U.S. Treasury Secretary Paul O'Neill said on Wednesday the U.S. economy was set to pick up speed in coming months but warned that it cannot be the sole engine for global growth. 

``Our economy is sound, and I look forward to a rising growth path in the months ahead and through 2002,'' O'Neill said at a news conference as he prepared to leave for a trip to China and Japan. 

``But it isn't enough for the U.S. economy to be the only engine of economic growth in the world,'' he said, adding it was time for Japan to take ``decisive action'' to spur its moribund economy out of a decade-long slump. 

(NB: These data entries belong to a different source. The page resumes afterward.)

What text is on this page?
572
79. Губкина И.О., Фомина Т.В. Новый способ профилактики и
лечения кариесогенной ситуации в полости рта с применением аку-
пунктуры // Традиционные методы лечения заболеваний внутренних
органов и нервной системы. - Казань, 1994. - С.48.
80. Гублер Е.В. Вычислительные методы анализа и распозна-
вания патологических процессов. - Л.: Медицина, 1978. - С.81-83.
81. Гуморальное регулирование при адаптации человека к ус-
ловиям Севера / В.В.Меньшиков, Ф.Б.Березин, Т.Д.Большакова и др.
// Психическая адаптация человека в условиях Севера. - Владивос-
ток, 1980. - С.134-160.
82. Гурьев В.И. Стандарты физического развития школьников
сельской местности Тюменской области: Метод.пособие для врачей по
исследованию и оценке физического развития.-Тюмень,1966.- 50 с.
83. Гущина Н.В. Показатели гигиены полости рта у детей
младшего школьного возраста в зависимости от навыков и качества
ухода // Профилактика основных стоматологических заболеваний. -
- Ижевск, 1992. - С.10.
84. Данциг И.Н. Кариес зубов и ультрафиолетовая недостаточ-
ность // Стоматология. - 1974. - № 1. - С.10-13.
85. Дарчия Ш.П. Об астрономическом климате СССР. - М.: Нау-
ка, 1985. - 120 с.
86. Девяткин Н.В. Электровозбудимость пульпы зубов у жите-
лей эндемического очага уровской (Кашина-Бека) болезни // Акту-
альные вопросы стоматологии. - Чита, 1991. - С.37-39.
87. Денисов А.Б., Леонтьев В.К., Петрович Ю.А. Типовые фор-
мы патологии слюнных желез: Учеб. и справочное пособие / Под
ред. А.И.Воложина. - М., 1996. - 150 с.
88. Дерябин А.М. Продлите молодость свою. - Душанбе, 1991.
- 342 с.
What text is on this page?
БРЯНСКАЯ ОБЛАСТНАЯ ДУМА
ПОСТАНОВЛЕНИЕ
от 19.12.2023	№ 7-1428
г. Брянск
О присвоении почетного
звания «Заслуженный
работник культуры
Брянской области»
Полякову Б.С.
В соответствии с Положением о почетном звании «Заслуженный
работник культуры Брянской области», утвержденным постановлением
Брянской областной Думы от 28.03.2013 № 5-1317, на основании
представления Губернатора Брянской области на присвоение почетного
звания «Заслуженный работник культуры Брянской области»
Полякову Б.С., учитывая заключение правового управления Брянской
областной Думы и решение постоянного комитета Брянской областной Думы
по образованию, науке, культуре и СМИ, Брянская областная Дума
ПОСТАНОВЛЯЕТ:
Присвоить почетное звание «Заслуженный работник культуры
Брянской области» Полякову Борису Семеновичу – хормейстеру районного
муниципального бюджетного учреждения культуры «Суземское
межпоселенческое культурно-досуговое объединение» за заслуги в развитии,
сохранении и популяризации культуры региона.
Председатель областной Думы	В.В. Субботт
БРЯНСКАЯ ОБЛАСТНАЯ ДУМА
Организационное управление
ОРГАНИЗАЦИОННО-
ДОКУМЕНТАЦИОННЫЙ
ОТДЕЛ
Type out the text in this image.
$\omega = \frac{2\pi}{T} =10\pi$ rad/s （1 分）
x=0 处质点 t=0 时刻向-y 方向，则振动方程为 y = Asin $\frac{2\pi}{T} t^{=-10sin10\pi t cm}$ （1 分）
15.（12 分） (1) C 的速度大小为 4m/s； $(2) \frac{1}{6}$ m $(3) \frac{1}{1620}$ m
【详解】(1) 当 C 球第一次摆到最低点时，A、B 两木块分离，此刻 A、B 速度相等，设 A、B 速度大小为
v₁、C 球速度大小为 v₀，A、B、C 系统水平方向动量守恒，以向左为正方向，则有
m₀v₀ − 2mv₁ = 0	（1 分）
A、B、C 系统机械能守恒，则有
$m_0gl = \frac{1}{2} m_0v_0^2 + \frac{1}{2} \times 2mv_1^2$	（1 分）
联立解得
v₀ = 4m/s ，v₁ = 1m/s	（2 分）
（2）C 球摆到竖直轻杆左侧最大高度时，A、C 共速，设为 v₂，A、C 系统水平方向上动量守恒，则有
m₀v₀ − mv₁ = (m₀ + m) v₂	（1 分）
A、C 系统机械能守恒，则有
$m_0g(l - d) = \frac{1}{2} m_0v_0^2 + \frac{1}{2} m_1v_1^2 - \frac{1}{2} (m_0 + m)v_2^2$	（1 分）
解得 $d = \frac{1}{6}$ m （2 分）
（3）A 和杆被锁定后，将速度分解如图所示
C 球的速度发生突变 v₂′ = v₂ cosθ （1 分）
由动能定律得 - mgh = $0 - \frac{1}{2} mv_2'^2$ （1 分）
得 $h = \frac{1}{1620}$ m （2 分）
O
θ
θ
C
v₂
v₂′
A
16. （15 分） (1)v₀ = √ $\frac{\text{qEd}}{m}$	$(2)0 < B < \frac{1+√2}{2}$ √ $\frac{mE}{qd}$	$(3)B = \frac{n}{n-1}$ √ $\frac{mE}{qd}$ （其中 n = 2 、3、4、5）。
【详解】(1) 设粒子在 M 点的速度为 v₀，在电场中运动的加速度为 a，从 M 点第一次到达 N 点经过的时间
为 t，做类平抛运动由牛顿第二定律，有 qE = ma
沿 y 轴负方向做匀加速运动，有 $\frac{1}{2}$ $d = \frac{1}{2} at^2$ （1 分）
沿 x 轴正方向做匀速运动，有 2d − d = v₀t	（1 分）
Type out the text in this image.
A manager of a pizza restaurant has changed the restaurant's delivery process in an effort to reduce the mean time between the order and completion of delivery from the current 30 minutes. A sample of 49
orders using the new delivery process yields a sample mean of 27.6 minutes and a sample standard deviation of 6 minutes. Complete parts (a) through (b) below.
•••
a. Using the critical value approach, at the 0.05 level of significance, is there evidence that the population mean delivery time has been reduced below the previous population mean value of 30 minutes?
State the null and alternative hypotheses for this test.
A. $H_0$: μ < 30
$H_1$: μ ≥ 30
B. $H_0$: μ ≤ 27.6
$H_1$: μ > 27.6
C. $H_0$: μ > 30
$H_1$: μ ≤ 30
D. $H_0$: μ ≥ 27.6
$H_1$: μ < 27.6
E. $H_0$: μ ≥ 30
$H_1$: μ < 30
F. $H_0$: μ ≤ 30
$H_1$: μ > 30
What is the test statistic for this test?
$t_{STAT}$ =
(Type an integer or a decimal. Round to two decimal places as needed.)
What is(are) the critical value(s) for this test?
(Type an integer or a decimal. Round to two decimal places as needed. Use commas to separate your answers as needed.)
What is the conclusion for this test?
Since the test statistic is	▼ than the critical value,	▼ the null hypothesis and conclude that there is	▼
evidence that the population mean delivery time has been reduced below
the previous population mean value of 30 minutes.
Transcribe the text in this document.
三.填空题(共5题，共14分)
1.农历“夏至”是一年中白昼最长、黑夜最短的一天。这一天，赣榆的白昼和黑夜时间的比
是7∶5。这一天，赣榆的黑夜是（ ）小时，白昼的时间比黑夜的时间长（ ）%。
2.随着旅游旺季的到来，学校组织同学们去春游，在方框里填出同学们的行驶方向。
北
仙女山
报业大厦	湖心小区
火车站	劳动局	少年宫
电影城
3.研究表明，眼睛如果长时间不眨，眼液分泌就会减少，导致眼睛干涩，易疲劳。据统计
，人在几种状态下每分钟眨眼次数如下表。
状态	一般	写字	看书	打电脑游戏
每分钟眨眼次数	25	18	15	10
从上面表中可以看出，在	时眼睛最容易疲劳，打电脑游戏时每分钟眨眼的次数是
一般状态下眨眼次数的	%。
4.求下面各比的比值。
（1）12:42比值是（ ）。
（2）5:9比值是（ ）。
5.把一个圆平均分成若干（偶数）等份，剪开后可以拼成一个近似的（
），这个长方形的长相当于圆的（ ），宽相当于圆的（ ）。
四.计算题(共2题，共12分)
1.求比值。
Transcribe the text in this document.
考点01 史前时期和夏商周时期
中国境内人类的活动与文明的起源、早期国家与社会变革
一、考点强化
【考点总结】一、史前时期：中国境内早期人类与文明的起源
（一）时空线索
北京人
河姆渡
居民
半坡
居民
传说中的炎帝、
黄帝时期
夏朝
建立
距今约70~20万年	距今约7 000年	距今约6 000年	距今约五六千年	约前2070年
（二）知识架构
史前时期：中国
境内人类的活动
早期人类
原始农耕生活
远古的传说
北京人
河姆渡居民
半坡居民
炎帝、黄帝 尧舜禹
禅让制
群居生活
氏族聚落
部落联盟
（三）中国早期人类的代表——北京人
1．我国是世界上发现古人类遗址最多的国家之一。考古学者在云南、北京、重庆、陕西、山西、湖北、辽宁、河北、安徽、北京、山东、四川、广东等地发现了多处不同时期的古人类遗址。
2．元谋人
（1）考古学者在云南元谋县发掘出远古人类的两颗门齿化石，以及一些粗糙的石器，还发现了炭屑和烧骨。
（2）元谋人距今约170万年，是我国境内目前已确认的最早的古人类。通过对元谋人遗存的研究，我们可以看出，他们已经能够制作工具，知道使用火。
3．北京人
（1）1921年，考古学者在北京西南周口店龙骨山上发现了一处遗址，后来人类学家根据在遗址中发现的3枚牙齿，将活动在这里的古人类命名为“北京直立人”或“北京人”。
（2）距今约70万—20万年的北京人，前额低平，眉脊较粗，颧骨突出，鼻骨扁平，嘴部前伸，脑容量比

O'Neill said in the briefing that most private forecasters foresee growth at around 2.5 to 3 percent in 2002, slightly lower than the figure used in August by the White House Office of Management and Budget. Under later questioning, he gave a slightly different 2002 growth projection of 2.5 to 3.5 percent. 

In response to questions, O'Neill repeated his support for a strong U.S. dollar and said there was no intent to change U.S. currency policy. ``Strong dollar policy. Good. Continuous,'' he said. 

Japanese government officials have indicated concern that the yen's appreciation against the dollar recently has hindered their efforts to boost their economy and said they had been in contact with other members of the G7 industrial countries on foreign exchange movements. The G7 constitutes the United States, Britain, Canada, France, Germany, Italy and Japan.